He smirked, which only made her angrier. “Well, Miss St. Clair. Rest assured that even if you offered yourself up to me prone and naked on a golden platter I wouldn’t be interested.”

“Gay?” she asked, pained at being made to feel for the first time in over a year the pain of rejection, if she could even call it at that.

“Not hardly,” he said. “I’m happily heterosexual. You’re just not my type, and I don’t find you particularly attractive.”

He turned and put the tea on the woodstove. “You can drink that or make your own if that will make you feel better, Miss St. Clair. The ingredients are in the cabinet to the right of the sink.”

Lydia stood there, fuming to the point of nearly shaking from anger. She could hardly argue with him. I mean, how would it look for her to take offense towards a man assuring her he had no interest in violating her. Lydia felt a sudden surge of fear. What if her face had become mangled in the accident and he was just too polite to tell her.

“Do you have a bathroom, Mr….?” she asked, even though she knew he did.

“ Mason Carter. And yes. Over there.”

Lydia headed there and shut the door. The only mirror was a small shaving mirror. She grabbed it and examined her face in the glow of the oil lamp on the wall. There were no bruises, no cuts. She looked as gorgeous as ever. She put the mirror down and looked down at her clothes, checking for tears or stains. Nothing.

She felt something akin to fury rise in her chest. Who the hell did this guy think he was, to imply that somehow she wasn’t good enough for him. A jerk, that’s what he was. And a liar. Since she’d gotten in shape, every man who passed her turned to stare.

Lydia fluffed her hair and exited the bathroom, determined not to let some Marlboro Man’s opinion mar her self-confidence.

“I put your suitcase in the bedroom,” Mason said.

“I’m
not
sharing a room with
you
,” she said haughtily.

“You’re right,” he said evenly. “Because I’ll be on the couch. So long as we’re stuck here, you’ll be my guest. It’s only polite to give you the room.”

Lydia knew she should say, ‘thank you,’ but she was still mad at the earlier slight.

“Stuck here? Oh no…I don’t think so. You have to get me out of here tomorrow. You can’t just keep me.”

Mason felt himself growing irritated now. He turned and took a step towards her. Lydia took a step back when she saw his expression.
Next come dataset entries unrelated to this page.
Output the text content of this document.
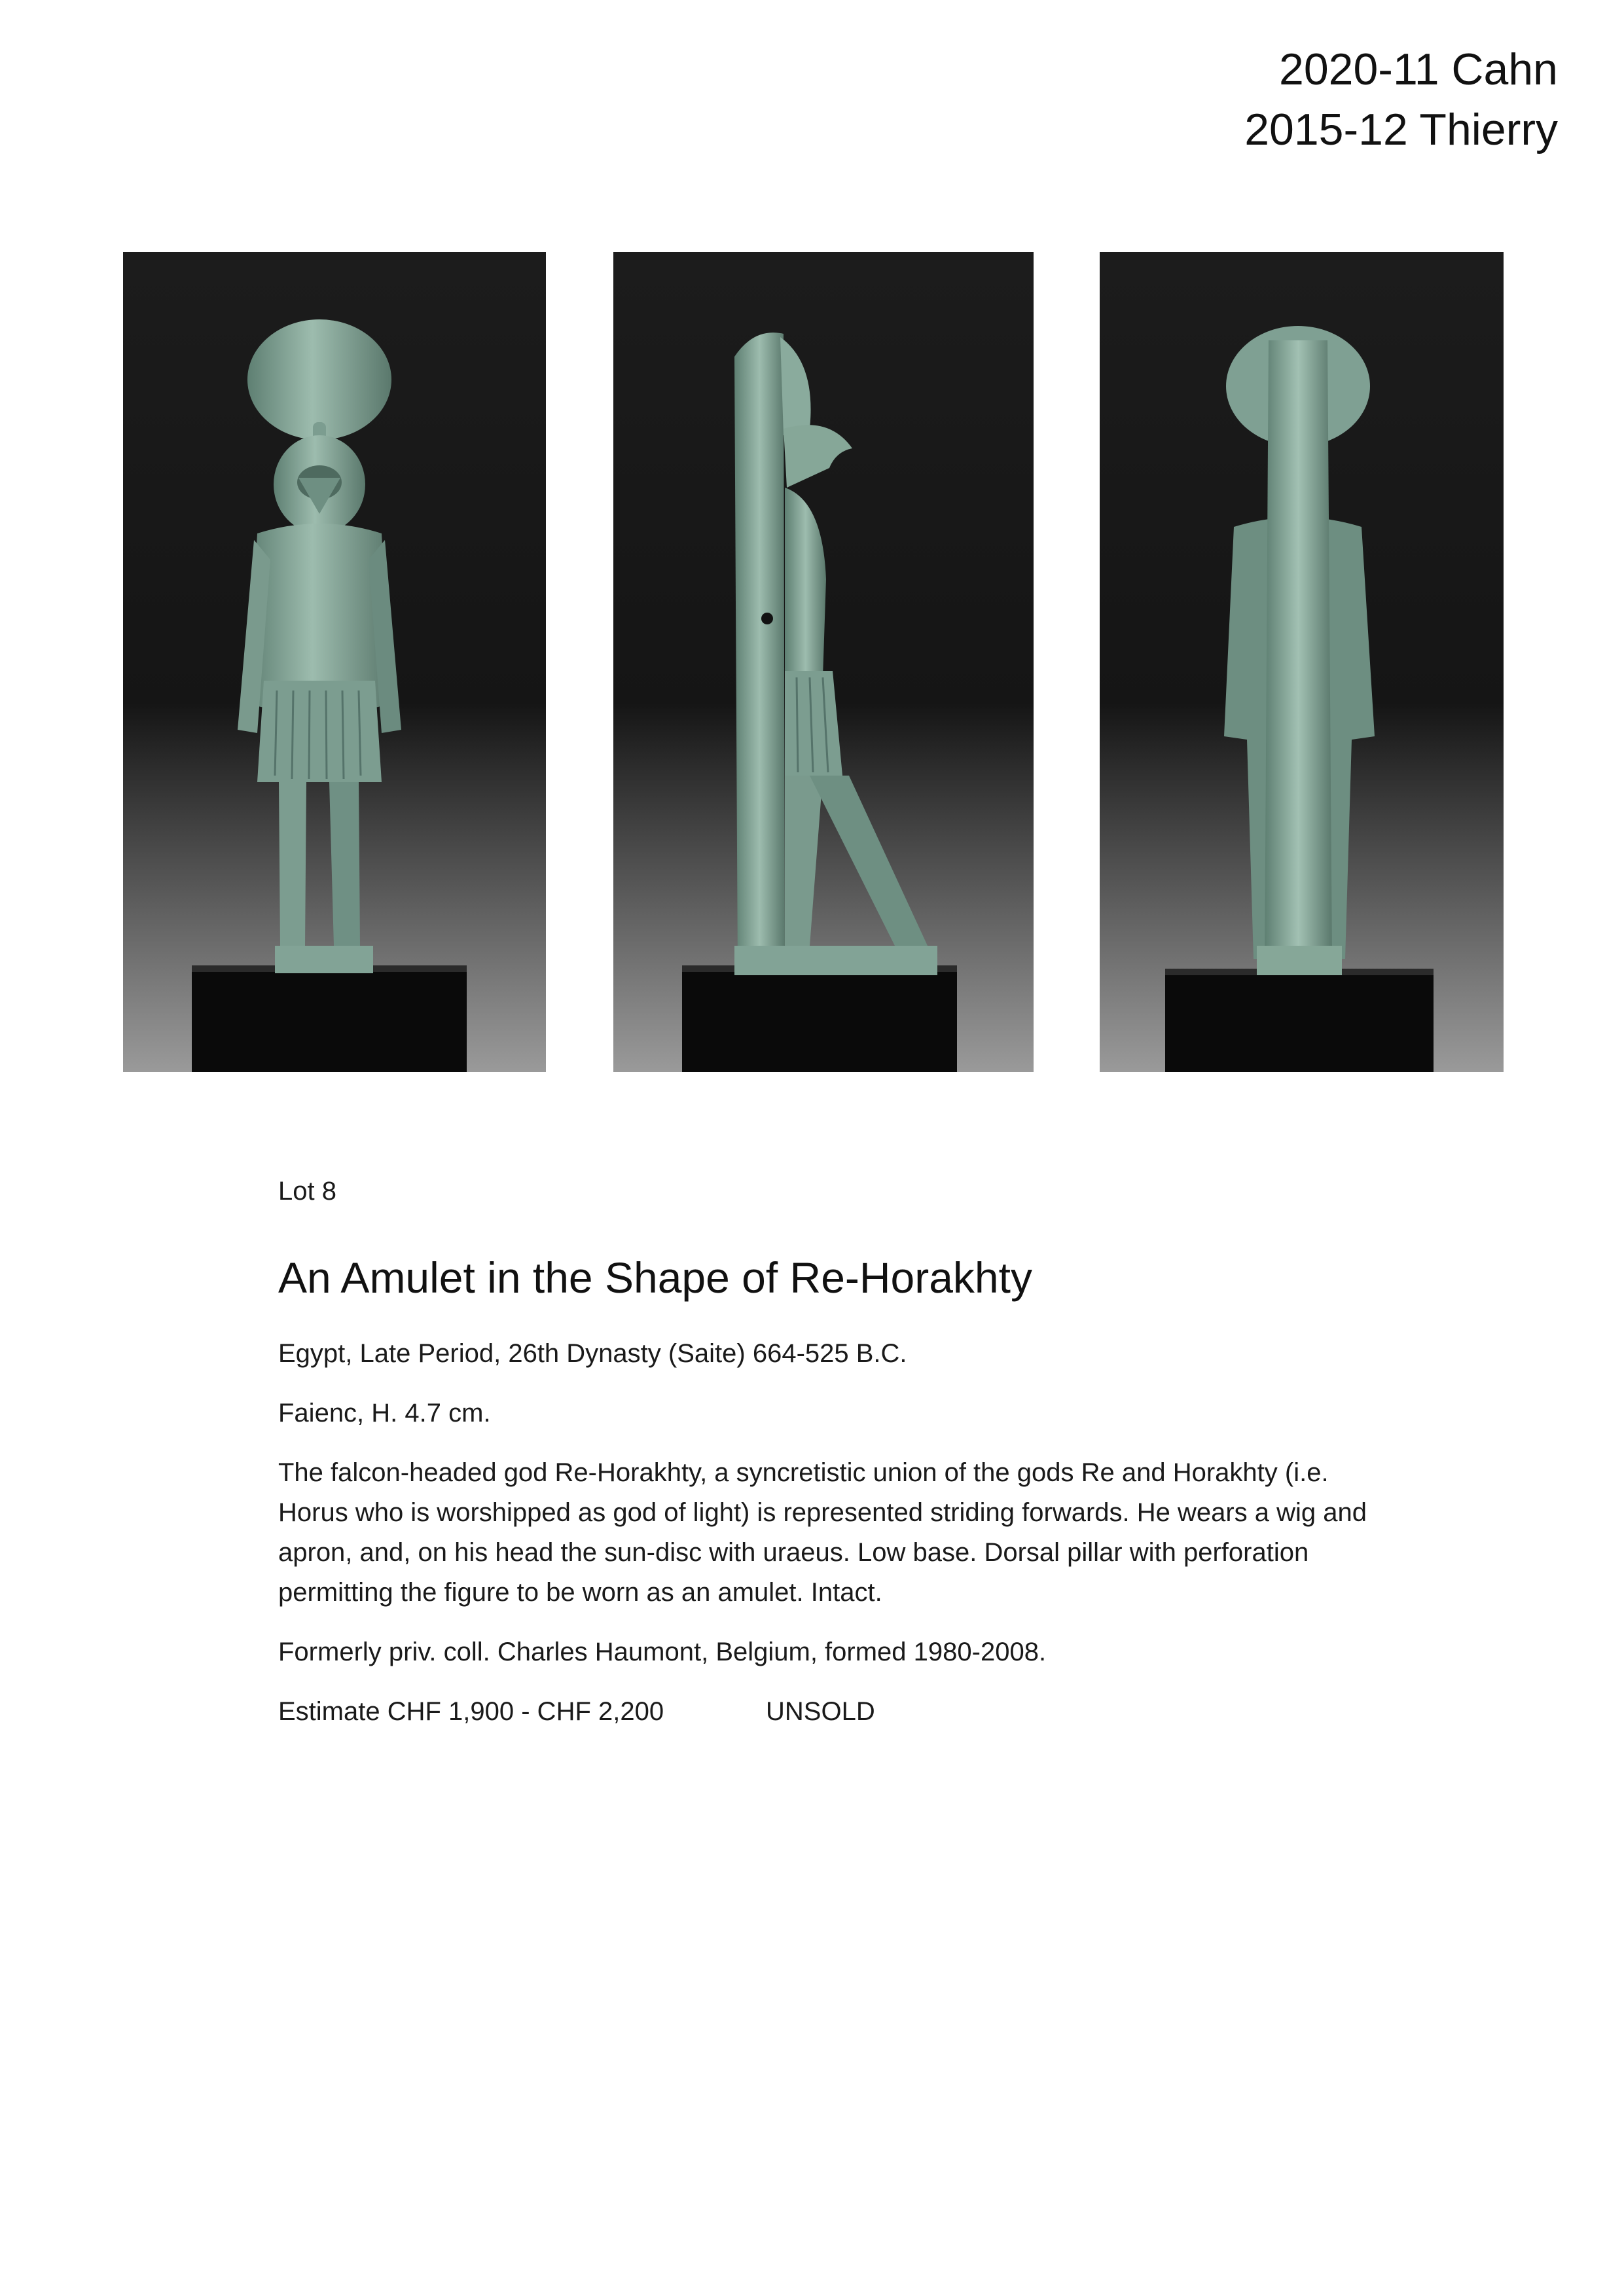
2020-11 Cahn
2015-12 Thierry
Lot 8
An Amulet in the Shape of Re-Horakhty

Egypt, Late Period, 26th Dynasty (Saite) 664-525 B.C.

Faienc, H. 4.7 cm.

The falcon-headed god Re-Horakhty, a syncretistic union of the gods Re and Horakhty (i.e. Horus who is worshipped as god of light) is represented striding forwards. He wears a wig and apron, and, on his head the sun-disc with uraeus. Low base. Dorsal pillar with perforation permitting the figure to be worn as an amulet. Intact.

Formerly priv. coll. Charles Haumont, Belgium, formed 1980-2008.

Estimate CHF 1,900 - CHF 2,200	UNSOLD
“Let’s get something straight,” he said. “You’re only here because I’m not the kind of person to leave a stranger out in the snow to die, not even a rude, ungrateful stranger who seems to think a bit too highly of herself. Just so you’re completely clear on the situation, there’s a hundred year blizzard waging outside, and there will be no ‘getting you out of here’ until the snow stops and we can make it safely down the mountain. I can’t stop you from trying to kill yourself by going out alone, but don’t expect me to save you again, understand?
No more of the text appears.